C’est un peuple réellement très difficile à comprendre, parce qu’il est réservé et secret et vit selon des codes complètement différents des nôtres.
Vivant pendant cinq avec mes amis Nohara, il m’en a fallu trois pour prendre conscience que le mot NON n’existe pas pour un japonais, et que s’il existe, il n’est jamais prononcé.
On dit «Peut-être» ou «C’est difficile»… Il faut comprendre entre les mots.
Cela ne relève en rien de la duplicité, mais plutôt d’un code fondé sur le RESPECT de l’autre, que l’on ne doit ni offenser, ni soumettre à la honte.
C’est subtil et délicat, dicté par des siècles d’une vie communautaire intense, imprégnée de confusianisme, de bouddhisme et de shintoisme.
Car les japonais ne sont pas devenus «comme cela» par hasard. C’est la résultante d’une adaptation vitale à leur environnement.
Vivre nombreux sur un espace d’autant plus réduit qu’il est essentiellement montagneux impose des contraintes, entre autres celles d’une société hyper hiérarchisée et disciplinée.
Les ressources agricoles locales ne permettent pas, et de beaucoup, d’alimenter les 127 millions de japonais. Ils sont condamnés à importer et acheter de la nourriture, donc à exporter et vendre d’autres biens pour simplement SURVIVRE.
Cet impératif VITAL a dicté une politique expansionniste et colonialiste de la fin du XIXème siècle (annexion de la Corée en 1910) à la capitulation de 1945. L’attaque sur Pearl Harbour de 1941 est d’ailleurs une réplique à la politique d’étranglement économique et d’embargo menée par les USA de Roosevelt.
Cet impératif VITAL les a également conduits à développer des capacités d’adaptation hors du commun. Ainsi de 1868 à 1895 (guerre de Chine), les réformes de l’empereur Meiji font passer le Japon du Moyen-Âge et de la jonque, à l’ère industrielle et au dreadnought (cuirassé de ligne). En 1854, par la canonnière, le commodore US Peary, humilie le Japon. En 1905, dans le détroit de Tsushima, la flotte impériale japonaise anéantit la flotte impériale russe.
Depuis la dernière guerre, le Japon a renoncé à l’impérialisme militaire, lui préférant un impérialisme économique qui l’a porté au rang de troisième puissance économique mondiale, sans ressources agricoles, sans sources d’énergie, sans matières premières: ADAPTATION.
Voilà donc un pays complexe, paradoxal, secret, pudique et fier, difficile à cerner, soumis à l’épreuve terrible d’un séisme et d’un tsunami de dimensions exceptionnelles.

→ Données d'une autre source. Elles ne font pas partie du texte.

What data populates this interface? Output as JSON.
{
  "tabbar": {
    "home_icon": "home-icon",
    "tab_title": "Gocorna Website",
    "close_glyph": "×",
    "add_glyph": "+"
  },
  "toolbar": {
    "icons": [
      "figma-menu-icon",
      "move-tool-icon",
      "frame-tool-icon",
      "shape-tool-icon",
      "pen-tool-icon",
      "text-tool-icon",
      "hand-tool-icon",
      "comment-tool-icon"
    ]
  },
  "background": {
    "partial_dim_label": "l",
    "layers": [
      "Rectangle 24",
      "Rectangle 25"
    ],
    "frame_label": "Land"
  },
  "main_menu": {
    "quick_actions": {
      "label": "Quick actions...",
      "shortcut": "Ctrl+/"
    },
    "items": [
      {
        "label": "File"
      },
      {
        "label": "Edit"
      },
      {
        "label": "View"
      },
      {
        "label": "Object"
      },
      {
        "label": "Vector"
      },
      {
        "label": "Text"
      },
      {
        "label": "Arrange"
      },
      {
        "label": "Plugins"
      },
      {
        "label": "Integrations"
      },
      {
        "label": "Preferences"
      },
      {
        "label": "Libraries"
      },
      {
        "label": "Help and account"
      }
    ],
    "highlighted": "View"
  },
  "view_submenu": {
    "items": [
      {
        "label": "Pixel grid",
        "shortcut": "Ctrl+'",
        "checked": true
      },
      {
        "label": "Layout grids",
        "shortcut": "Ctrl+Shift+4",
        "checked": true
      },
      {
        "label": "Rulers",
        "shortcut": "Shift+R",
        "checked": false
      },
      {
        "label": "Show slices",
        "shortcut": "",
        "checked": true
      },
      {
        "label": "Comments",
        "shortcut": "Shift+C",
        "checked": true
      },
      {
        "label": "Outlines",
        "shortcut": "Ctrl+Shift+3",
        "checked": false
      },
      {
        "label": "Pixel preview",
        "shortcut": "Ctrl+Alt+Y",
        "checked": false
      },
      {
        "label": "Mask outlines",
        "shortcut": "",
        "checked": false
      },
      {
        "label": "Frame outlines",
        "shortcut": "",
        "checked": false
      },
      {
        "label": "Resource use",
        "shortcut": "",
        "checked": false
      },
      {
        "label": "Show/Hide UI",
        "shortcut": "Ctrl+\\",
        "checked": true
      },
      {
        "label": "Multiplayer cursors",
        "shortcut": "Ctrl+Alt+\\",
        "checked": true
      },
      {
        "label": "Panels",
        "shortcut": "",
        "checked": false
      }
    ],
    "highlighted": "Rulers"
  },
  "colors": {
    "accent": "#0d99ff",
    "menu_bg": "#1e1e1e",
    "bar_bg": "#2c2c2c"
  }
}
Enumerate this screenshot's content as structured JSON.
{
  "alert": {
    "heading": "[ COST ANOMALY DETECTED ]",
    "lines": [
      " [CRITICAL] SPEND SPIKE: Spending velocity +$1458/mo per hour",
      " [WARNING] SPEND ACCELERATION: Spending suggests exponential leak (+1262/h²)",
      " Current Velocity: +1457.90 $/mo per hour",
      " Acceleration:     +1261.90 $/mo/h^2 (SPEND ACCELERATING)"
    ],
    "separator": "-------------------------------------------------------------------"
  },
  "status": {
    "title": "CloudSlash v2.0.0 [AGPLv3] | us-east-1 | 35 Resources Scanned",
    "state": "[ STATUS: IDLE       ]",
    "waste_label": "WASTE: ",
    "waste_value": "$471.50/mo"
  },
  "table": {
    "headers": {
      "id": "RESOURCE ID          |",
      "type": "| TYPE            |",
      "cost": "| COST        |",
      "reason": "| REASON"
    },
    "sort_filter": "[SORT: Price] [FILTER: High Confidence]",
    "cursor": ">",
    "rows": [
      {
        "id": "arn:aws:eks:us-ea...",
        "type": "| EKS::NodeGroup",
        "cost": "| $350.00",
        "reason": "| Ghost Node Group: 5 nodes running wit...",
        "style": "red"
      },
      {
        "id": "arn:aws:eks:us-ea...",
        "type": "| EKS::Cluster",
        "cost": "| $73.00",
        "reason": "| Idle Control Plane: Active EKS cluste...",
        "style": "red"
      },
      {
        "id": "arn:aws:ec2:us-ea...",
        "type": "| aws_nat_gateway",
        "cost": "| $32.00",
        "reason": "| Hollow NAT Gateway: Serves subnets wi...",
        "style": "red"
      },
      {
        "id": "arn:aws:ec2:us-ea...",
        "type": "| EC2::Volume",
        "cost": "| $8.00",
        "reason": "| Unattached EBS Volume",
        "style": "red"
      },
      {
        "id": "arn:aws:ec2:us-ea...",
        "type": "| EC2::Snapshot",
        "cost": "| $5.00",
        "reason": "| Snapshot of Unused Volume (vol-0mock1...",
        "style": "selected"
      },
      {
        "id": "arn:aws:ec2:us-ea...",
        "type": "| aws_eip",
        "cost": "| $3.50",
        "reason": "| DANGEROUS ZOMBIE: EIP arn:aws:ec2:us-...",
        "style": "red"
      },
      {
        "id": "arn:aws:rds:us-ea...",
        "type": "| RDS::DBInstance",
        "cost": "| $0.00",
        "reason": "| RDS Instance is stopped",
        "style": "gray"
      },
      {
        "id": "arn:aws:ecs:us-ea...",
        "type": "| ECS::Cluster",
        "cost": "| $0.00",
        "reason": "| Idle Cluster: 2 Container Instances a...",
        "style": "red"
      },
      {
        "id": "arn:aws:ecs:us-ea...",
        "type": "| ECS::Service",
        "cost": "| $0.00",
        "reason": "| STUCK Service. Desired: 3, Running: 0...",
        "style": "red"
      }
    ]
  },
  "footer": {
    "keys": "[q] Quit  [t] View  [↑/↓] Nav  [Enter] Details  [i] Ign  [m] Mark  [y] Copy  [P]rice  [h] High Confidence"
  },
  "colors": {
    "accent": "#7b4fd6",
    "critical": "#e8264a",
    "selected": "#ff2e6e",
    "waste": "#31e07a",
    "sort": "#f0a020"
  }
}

Nous suivons à la télévision, en famille, des évènements qui nous meurtrissent, parce qu’ils nous renvoient à un peuple que nous connaissons, à des amis que nous choyons. Dans le même temps, on peut lire ou entendre sur le net et dans la lucarne magique des propos scandaleux.
Hier soir, une soirée était consacrée au Japon sur Envoyé Spécial (Antenne 2). Elle m’a presque autant donné la nausée que la lecture de Marc Delon, que décidément je ne comprends plus.
On y voyait un reportage sur les pompiers français envoyés en renfort: extraordinaire! Le sujet n’est plus l’action nécessaire de sauvetage, les malheureux concernés, mais se centre sur nos braves pioupious, sauveurs des pauvres nippons.
Tout est ravagé, mais la caméra filme des quasi-touristes humanitaires qui batifolent dans les ruines, ne paraissant nullement pressés par l’urgence, se répandant en explications complexes sur les tenants et aboutissants de leur action.
On se fait de la pub sur le malheur d’autrui.
Qu’on communique certes, mais pas sur un tas de cadavres, c’est indécent!
A coté de cela, on ne peut-être que frappé par le RESPECT des sauveteurs japonais quand ils déterrent une dépouille: un recueillement et un sens du sacré dont on devrait s’inspirer! De même que ces gens, cette femme que l’on confronte aux corps de toute sa famille: nul éclat, nul hurlement, des larmes discrètes qui pointent pudiquement, puis on joint les mains, on se recueille et on prie.

On y entendait aussi le commentaire presque indigné du journaliste étonné qu’on lui limite l’entrée du gymnase où il aurait pu jouir et repaître son public du spectacle de la détresse des réfugiés. L’entrée du zoo exotique demeurait interdite.
Ne sait-on plus le sens du mot DIGNITE, du refus compréhensible d’être donné en spectacle?
Il y a des mots, il y a des images qui vous donnent envie de tuer, d’anéantir tant de commis voyageurs de l’impudeur, de l’insensibilité, de l’indécence.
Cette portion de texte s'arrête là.